2016 has (so-far) been a total transformation for me. Although I am chipping away at things slowly but surly, these small steps have been monumental in my overall health and wellness. It has been THREE years since I have done a 5k. As those years passed me by, my mental and physical health plummeted deeper and deeper. I had wondered before my ex and I split if there was ever going to be a time where I would feel good again. Never during those years did I think my life would be going at the pace it is going now.
I was going through my old YouTube videos and I came across one titled The Real Face of Depression. I was in so much pain and agony.
That is when it hit me just how far I have really come.
These days, life is all about making memories. I’m taking chances. I am living life to the best of my ability. I am not where I want to be in my journey, but for the first time in years I can see myself getting there.
Life handed me some lemons. Instead of making lemonade, I started walking and doing non impact strength training workout.
I signed up to do another 5k. I took a hike with J and questioned my ability to walk/jog/run again because my hip (osteoarthritis) just wasn’t having it.
But I refused to give up.
I won’t lie, that hike was grueling. Up hills, over rocks, through tree branches. It had been ages since my feet hit terrain like that.
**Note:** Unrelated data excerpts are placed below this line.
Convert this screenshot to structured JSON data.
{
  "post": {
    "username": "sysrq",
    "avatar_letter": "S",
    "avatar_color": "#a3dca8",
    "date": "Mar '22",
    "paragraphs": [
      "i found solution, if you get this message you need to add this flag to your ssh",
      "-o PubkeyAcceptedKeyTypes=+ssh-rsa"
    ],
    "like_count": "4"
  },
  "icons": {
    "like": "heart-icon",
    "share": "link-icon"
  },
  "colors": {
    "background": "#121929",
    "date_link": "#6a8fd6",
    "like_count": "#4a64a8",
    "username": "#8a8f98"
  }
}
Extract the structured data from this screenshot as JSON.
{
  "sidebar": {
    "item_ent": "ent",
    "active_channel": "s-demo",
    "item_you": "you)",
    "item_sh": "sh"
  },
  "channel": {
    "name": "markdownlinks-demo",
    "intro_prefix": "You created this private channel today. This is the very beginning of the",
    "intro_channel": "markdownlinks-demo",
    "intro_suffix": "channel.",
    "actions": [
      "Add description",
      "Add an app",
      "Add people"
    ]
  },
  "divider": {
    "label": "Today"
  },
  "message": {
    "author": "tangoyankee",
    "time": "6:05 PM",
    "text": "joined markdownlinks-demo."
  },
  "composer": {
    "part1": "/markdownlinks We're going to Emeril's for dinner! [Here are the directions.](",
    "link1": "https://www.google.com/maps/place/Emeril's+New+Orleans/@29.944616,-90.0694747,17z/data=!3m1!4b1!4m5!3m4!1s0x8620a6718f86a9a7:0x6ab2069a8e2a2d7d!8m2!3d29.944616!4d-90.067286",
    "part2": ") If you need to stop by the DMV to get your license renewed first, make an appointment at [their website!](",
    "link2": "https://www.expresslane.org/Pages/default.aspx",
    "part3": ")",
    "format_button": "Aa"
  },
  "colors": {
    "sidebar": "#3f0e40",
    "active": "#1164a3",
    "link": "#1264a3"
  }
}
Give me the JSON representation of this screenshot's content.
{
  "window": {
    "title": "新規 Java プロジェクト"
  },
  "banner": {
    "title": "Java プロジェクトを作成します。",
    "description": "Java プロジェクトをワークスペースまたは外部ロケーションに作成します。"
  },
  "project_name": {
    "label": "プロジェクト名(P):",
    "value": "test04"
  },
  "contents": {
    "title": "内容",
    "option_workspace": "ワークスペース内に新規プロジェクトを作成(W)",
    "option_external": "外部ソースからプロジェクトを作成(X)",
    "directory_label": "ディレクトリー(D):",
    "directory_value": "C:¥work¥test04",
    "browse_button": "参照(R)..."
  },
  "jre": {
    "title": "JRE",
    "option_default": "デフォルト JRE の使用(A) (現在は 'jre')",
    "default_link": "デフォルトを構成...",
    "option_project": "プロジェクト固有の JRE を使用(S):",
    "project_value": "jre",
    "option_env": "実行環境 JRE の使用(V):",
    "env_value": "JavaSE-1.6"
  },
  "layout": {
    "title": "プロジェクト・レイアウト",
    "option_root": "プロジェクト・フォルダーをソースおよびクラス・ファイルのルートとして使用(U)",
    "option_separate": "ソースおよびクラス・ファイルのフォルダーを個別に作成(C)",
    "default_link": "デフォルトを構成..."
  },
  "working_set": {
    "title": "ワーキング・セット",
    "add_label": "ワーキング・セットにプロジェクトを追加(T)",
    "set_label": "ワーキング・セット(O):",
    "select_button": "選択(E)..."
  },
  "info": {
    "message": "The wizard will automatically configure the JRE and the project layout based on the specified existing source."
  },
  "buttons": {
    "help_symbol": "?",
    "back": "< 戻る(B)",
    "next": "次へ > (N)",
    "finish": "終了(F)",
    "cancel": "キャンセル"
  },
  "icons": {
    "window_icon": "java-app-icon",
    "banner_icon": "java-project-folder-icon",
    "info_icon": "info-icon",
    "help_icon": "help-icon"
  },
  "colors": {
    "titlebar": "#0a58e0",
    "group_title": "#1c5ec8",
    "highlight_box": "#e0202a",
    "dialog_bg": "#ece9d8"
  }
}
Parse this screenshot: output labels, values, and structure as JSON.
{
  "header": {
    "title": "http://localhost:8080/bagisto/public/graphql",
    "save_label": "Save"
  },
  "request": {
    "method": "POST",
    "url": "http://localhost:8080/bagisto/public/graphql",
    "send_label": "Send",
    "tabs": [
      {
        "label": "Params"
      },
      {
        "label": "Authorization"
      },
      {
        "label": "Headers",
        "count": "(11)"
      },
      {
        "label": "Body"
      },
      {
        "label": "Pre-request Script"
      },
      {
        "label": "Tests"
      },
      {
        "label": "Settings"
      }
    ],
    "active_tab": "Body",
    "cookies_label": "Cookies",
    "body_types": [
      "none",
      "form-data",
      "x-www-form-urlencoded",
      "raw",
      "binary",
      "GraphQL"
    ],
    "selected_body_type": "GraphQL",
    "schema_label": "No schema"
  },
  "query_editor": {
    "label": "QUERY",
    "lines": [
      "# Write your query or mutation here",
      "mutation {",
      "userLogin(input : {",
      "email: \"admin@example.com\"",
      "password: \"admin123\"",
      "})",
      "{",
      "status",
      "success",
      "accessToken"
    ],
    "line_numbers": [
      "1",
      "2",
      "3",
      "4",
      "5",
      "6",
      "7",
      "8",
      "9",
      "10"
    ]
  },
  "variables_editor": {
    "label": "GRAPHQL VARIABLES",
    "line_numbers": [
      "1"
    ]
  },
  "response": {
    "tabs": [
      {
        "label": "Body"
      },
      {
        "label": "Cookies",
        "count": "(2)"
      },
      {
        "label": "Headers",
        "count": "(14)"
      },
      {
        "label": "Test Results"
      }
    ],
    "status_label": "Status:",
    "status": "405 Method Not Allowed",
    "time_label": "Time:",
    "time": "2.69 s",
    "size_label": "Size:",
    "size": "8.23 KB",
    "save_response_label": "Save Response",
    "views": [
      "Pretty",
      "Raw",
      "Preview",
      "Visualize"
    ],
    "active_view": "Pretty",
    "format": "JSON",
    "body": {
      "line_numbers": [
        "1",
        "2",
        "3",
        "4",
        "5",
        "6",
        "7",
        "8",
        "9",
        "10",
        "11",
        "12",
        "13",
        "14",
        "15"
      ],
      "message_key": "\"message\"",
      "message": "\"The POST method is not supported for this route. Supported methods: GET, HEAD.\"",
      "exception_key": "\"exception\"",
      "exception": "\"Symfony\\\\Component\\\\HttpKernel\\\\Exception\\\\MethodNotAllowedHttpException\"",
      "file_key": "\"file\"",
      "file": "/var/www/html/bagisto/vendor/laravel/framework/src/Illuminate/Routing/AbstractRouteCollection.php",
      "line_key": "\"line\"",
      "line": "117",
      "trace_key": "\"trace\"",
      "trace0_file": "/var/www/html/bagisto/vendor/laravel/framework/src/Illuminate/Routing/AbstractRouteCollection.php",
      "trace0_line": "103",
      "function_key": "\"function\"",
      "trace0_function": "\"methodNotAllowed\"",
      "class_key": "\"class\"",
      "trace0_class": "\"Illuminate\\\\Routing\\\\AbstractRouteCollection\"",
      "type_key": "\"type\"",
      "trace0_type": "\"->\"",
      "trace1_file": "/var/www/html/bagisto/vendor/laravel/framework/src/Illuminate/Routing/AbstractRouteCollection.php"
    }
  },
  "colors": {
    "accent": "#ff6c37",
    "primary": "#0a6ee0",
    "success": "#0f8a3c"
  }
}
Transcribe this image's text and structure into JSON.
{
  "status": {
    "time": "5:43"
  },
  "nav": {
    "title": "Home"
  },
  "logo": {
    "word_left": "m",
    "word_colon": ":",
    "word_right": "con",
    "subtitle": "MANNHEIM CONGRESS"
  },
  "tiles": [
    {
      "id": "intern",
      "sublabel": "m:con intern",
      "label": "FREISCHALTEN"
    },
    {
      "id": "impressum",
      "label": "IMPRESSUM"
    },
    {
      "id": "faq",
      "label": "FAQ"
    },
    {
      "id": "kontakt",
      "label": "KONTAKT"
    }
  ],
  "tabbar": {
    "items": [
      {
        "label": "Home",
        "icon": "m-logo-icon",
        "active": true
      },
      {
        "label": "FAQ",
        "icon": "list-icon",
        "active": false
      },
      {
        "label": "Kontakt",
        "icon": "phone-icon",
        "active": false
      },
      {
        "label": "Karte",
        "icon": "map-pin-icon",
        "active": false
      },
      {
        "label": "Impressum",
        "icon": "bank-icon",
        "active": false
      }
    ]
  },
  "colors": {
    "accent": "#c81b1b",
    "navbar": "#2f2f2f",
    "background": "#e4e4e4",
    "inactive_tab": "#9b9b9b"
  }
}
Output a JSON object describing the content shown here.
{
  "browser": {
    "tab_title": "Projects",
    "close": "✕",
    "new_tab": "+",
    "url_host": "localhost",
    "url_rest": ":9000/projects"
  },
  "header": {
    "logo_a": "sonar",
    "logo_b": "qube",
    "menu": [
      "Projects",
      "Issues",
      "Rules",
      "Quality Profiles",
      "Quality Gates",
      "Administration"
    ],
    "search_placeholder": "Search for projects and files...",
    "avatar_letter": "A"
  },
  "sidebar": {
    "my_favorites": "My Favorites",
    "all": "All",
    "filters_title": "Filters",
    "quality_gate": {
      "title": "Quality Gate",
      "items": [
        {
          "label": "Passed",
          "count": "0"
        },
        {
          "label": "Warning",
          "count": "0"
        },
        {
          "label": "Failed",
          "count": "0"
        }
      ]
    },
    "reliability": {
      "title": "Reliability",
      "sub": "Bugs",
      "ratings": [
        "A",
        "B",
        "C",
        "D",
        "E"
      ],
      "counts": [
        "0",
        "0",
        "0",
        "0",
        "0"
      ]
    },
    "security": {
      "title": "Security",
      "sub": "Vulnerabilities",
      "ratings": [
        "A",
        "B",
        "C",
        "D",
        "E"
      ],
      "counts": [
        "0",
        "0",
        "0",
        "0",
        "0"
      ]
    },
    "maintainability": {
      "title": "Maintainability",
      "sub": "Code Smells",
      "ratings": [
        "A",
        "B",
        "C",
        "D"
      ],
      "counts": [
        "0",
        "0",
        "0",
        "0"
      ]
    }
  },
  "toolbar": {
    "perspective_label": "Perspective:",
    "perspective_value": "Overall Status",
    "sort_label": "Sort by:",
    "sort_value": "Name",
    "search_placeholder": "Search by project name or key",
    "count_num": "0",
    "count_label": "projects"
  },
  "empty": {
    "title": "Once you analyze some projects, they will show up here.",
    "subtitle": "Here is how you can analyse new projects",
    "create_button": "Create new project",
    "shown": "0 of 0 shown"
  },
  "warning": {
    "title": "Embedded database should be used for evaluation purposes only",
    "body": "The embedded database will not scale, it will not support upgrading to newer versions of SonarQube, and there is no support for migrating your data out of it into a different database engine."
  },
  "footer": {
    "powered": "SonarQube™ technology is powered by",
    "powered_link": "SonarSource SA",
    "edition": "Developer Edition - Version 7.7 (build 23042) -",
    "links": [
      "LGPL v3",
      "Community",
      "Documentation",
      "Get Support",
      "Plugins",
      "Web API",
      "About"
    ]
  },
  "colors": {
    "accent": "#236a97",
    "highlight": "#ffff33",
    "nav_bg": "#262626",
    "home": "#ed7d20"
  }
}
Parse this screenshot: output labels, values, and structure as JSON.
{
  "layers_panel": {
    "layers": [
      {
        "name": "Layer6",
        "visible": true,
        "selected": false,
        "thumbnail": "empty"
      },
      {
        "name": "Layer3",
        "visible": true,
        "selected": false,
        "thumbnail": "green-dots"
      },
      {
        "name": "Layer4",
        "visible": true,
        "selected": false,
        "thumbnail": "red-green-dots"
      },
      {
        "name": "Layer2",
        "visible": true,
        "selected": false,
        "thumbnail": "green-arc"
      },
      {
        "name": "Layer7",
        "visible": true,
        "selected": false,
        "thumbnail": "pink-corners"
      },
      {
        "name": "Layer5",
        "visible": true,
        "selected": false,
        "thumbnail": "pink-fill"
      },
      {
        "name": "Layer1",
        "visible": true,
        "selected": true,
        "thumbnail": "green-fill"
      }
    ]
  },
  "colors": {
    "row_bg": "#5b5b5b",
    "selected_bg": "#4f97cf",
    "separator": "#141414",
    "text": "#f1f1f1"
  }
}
J had been practicing for a while. I didn’t die and I made it through. I’m blessed everyday to have Js friendship. He sees things in me I miss. He pushes me just when I need it most.
I have a wonderful support network between him and this girl.
Tanya signed up to do the Color Vibe with me. I happened to land right in the middle of her birthday and mine. While I had plans to run the 3.2 miles, I knew I could not leave her behind. She has been there for me for so many years and she’s been such a rock these last few months. We had so much fun! The best part was it was such an amazing experience for us to share together it has led us both on the path to better health.
I am hoping to do a 5 mile walk on Labor Day with J across the Mackinac Bridge. Yes, I am still scared of bridges. I went over this bridge when I went to Cedarville in May. I am not as scared of the bridge as I was, but walking over it terrifies me. But you know what? Moments. Memories. Chances. I’m doing it.
I’ve also decided I want to do the Zombie Run 5k in Traverse City on October. Because, Zombies. I’ll keep on my path to better eating, walk/jog/run to the best of my ability and just enjoy life in the process.
Me. I’m doing things. And, it’s pretty amazing.